The national government, meanwhile, embarked on its first attempt to muster the power of atomic energy. This effort was made through the combined creation of the National Research Council (Conselho Nacional de Pesquisas--CNPq), now called the National Council for Scientific and Technological Development (Conselho Nacional de Desenvolvimento Científico e Tecnológico--CNPq), which kept the traditional acronym, CNPq; the National Nuclear Energy Commission (Comissão Nacional de Energia Nuclear--CNEN); and the Brazilian Center for Physics Research (Centro Brasileiro de Pesquisas Físicas--CBPF). Together, these three institutions were supposed to develop the full cycle from the production of nuclear fuel to its application in energy generation, and eventually the technology of atomic weaponry. Beleaguered by limited resources, lack of qualified leadership, and international pressures, the atomic energy project was effectively abandoned at the end of the second Getúlio Dorneles Vargas government (president, 1930-45, 1951-54) in 1954. The CNPq was turned into a small, underfunded, grant-giving agency. After its reorganization in the 1970s, the CNPq absorbed the CBPF, by then an academic research center, as one of its institutes (see Nuclear Programs, this ch.).

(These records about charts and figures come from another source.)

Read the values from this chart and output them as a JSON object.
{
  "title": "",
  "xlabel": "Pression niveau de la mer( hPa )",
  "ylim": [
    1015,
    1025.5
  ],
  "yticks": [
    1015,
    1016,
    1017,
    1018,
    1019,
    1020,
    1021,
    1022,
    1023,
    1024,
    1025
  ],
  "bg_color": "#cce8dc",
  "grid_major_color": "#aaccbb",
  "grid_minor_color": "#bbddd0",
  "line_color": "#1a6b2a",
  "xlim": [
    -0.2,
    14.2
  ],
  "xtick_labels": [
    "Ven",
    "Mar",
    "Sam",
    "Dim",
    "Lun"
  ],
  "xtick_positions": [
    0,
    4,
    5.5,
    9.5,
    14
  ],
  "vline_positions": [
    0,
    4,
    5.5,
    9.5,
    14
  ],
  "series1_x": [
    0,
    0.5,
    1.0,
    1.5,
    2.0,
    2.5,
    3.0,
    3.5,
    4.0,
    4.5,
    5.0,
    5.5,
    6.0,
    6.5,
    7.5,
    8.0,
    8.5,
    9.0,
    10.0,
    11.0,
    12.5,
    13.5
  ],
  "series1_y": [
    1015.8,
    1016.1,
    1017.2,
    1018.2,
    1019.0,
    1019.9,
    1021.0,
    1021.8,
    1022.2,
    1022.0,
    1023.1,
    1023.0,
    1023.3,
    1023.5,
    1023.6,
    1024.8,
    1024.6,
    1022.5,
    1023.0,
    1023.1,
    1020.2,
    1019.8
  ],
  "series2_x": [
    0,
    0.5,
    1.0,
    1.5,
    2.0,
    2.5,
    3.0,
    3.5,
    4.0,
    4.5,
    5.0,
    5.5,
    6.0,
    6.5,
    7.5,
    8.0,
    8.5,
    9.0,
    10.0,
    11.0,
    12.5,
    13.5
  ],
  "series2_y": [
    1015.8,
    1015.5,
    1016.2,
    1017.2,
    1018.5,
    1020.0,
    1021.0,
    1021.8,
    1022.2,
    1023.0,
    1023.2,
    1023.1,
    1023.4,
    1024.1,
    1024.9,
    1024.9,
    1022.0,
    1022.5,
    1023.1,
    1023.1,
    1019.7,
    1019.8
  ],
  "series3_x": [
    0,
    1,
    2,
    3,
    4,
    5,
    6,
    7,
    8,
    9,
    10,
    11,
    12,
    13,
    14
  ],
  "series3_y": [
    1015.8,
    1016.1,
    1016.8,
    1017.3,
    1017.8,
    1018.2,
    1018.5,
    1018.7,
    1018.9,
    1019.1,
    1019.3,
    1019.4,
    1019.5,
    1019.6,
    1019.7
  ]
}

One of the most successful institutes of the 1950s, the Aeronautical Technology Institute (Instituto Tecnológico de Aeronáutica--ITA), was placed in the city of São José dos Campos, between Rio de Janeiro and São Paulo. The Brazilian Air Force (Fôrça Aérea Brasileira--FAB) organized the ITA with the support of the United States government, working in close association with the Massachusetts Institute of Technology. However, the ITA was not restricted to military students and subjects; it became Brazil's leading engineering school, recruiting students from all over the country. ITA graduates went on to occupy central positions in Brazil's industries, research institutions, and main science and technology agencies. The ITA's research branch, the Aerospace Technical Center (Centro Técnico Aeroespacial--CTA), became the basis for Brazil's airplane industry and made São José dos Campos the hub of Brazil's most sophisticated technological industries. What was unique about the ITA was this combination of strong government support, qualified institutional leadership, and civilian orientation. The latter gave it the ability to tap some of the best talent among the country's researchers and students. As a result of the military governments after 1964, the ITA gradually lost its autonomy and civilian character and entered a period of decline.